Avant d’entrer en politique et de le payer de sa liberté, Viktor Babaryko était aussi mécène. Il a soutenu de nombreux projets artistiques et a fait revenir en Biélorussie des œuvres des peintres Marc Chagall et Chaim Soutine, originaires de la région, comme le rappelle Ivan Kravtsov. « Il avait depuis longtemps des liens très forts avec le milieu artistique biélorusse. Sa banque a soutenu de nombreuses initiatives. Il a aussi fondé une fondation "Chance" qui soutient les orphelins. Il avait de nombreuses activités sociales.

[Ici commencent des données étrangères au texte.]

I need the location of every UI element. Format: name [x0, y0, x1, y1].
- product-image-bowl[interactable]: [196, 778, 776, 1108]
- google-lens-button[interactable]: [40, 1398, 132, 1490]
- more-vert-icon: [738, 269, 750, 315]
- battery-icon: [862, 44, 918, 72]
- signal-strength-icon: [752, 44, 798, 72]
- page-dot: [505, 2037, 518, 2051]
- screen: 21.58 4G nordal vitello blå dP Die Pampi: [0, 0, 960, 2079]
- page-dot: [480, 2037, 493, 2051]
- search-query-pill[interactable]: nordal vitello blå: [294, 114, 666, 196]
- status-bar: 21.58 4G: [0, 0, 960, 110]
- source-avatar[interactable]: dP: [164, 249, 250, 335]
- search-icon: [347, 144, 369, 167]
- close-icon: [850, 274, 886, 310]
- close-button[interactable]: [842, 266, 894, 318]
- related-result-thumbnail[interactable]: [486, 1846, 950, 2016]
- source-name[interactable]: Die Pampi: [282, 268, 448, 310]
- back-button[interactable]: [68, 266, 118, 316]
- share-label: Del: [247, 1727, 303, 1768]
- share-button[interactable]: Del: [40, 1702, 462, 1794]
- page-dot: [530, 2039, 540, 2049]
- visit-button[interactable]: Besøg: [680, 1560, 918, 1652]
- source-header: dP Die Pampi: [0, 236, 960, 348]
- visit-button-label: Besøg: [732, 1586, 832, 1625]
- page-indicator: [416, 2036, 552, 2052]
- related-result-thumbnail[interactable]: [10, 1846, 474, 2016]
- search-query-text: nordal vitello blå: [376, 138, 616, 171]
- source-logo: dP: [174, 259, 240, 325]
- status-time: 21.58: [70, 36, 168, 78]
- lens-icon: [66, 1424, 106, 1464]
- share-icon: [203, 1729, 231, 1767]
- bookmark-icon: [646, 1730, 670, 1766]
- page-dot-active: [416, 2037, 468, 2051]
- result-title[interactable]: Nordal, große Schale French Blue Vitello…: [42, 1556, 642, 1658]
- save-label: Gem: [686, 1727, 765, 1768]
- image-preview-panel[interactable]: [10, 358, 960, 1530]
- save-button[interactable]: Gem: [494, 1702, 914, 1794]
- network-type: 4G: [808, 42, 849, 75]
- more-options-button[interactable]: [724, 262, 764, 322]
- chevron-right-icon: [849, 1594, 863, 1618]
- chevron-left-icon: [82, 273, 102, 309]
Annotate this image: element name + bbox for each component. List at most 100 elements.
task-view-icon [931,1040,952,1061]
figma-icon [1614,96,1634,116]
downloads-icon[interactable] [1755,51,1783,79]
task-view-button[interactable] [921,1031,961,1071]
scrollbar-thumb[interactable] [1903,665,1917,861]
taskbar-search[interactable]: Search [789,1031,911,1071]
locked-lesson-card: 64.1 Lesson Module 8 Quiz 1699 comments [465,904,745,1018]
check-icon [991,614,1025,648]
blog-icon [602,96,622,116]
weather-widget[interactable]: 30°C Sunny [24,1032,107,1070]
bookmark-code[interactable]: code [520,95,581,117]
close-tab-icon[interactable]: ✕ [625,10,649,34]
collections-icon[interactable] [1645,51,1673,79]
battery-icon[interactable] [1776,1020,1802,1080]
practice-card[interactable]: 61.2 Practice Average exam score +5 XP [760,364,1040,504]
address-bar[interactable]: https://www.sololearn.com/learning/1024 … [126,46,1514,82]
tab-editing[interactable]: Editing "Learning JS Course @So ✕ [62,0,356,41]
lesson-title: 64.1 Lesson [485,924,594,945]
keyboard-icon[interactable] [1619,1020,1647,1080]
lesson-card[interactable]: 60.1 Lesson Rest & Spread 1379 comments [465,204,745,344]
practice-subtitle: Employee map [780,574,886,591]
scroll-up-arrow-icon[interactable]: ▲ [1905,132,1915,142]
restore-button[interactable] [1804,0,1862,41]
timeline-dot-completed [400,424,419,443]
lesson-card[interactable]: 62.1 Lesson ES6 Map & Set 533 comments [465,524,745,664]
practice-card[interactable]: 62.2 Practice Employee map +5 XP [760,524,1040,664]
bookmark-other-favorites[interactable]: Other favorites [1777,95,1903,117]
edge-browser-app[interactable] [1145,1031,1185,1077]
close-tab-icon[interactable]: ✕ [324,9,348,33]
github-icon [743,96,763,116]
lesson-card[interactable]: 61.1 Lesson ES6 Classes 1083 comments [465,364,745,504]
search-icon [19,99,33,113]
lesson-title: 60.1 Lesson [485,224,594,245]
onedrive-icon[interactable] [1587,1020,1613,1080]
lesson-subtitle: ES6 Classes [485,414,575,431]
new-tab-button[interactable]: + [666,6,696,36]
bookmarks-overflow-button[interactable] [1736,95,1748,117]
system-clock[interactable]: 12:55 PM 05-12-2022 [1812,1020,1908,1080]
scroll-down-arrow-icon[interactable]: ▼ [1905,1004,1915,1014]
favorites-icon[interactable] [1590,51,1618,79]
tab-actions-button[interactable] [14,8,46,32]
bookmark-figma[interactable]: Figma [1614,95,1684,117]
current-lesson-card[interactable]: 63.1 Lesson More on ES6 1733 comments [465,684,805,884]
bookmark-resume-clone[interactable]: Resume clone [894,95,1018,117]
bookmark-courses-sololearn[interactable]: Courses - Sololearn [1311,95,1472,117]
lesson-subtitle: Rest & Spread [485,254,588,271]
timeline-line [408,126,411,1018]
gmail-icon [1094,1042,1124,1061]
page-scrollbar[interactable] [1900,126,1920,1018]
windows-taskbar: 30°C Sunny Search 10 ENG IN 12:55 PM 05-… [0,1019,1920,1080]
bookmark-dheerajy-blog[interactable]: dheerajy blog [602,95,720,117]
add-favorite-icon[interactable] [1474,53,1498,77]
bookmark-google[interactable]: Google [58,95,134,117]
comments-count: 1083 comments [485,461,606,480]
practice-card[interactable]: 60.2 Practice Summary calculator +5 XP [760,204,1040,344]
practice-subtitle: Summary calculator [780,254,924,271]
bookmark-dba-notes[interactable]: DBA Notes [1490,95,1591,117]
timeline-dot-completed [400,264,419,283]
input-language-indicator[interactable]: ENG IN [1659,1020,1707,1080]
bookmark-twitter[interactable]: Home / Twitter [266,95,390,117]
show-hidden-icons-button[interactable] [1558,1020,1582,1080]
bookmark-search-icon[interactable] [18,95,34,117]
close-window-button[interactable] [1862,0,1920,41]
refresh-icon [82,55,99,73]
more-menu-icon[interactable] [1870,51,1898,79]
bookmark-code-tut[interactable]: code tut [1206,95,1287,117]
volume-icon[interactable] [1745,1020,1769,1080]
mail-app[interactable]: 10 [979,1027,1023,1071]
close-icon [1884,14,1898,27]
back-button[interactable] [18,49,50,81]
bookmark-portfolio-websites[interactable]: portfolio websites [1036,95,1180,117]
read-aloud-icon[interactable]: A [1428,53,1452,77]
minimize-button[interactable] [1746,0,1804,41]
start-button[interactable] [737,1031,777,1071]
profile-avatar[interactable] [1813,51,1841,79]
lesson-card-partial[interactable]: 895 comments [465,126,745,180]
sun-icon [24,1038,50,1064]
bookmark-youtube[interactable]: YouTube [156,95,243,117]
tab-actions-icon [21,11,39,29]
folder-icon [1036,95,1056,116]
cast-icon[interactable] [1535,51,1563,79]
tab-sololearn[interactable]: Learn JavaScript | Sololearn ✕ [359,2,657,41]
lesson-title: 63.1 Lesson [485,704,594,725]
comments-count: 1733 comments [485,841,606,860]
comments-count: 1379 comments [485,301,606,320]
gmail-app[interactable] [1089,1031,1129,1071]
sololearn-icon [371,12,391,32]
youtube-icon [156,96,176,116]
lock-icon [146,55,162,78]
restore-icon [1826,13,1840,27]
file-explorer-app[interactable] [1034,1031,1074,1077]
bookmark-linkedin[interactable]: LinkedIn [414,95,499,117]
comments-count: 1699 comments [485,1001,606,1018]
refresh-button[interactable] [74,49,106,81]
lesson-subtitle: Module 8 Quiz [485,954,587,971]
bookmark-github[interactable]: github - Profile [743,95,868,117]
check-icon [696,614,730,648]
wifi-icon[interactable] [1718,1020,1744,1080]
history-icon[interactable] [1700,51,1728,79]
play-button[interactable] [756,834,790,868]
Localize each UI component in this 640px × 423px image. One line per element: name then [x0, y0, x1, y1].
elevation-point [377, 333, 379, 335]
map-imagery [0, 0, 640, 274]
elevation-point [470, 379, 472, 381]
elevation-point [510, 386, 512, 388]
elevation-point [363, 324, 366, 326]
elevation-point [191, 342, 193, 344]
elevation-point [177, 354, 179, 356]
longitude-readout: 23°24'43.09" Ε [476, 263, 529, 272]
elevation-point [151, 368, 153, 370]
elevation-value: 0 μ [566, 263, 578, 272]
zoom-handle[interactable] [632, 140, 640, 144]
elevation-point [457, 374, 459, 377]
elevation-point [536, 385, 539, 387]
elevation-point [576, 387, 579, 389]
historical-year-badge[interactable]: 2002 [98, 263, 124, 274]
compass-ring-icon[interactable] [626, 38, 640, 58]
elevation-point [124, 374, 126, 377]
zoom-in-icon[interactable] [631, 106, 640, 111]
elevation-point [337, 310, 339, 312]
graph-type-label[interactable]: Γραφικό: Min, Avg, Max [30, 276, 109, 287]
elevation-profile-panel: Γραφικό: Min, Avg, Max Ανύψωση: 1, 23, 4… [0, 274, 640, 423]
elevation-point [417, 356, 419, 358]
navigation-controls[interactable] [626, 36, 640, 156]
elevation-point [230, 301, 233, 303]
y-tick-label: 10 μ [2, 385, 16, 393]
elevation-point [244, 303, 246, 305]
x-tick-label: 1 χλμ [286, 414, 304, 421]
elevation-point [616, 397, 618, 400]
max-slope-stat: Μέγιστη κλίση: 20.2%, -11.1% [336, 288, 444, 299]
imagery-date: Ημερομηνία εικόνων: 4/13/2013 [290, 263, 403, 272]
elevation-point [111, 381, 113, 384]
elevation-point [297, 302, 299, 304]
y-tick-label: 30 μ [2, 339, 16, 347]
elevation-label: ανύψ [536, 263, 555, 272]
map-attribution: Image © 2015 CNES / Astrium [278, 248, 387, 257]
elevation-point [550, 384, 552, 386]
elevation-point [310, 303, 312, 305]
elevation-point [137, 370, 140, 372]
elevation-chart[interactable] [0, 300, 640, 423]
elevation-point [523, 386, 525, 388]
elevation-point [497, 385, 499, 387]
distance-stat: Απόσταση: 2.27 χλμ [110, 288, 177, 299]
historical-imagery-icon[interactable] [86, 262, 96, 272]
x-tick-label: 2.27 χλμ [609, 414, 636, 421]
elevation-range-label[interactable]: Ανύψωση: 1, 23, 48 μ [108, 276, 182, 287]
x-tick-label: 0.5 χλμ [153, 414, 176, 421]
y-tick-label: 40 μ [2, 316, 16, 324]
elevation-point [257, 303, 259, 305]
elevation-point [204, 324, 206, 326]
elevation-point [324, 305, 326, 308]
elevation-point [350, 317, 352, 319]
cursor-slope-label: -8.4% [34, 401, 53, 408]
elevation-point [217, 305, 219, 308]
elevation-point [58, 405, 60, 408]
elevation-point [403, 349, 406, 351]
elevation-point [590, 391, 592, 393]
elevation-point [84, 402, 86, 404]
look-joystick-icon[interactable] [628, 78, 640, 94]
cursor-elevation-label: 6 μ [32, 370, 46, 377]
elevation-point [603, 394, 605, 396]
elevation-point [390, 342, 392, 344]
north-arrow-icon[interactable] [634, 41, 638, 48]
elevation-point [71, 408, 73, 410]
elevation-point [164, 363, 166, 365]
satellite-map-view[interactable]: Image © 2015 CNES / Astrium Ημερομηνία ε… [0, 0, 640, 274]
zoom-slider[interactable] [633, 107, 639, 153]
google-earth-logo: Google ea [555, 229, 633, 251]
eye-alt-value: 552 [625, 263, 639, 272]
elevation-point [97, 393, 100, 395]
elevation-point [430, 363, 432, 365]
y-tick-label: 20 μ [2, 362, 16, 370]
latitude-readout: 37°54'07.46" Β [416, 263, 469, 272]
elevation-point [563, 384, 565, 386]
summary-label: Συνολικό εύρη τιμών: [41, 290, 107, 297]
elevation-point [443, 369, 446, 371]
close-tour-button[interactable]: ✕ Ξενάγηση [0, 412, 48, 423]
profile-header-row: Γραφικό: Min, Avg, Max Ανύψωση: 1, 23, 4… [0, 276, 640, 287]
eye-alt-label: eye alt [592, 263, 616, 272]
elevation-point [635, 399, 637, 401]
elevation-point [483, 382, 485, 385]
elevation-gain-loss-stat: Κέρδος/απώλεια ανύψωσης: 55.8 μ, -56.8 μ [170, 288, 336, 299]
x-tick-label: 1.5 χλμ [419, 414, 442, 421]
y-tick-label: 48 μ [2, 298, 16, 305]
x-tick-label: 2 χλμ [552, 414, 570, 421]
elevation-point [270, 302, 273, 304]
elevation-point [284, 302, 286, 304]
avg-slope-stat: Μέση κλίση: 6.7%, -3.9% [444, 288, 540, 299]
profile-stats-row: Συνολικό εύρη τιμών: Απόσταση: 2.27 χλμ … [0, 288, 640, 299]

Et c’est aussi grâce à cela, qu’un nombre important d’artistes l’ont soutenu durant la campagne. »

Critique du système économique

Fort d’une expérience de 20 ans à la tête de Belgazprombank, une filiale du géant russe Gazprom, Viktor Babaryko s'était lancé dans la campagne  en critiquant le système économique, largement contrôlé par l'État. Le président Alexandre Loukachenko l’avait alors accusé de vouloir « privatiser » le pays, tout en insinuant qu’il était financé par Moscou. « Il n’y a aucun signe qui permette de dire qu’il était le candidat du Kremlin. Il n’y a eu aucune déclaration publique de soutien du côté des officiels russes, ils n’ont pas exigé sa libération. Quant à la question de savoir s’il aurait été un candidat acceptable pour Moscou, je pense que oui. Il n’était pas partisan d’une rupture avec la Russie pour se rapprocher de l’Occident, il était à la tête d’une banque de Gazprom... C’est pourquoi je pense qu’il constituait une figure tout à fait acceptable pour la Russie », indique Valéry Karabalevitch.

Emprisonné depuis plus d’un an, Viktor Babaryko sera fixé sur son sort vendredi prochain. Le procureur a requis 15 ans de prison.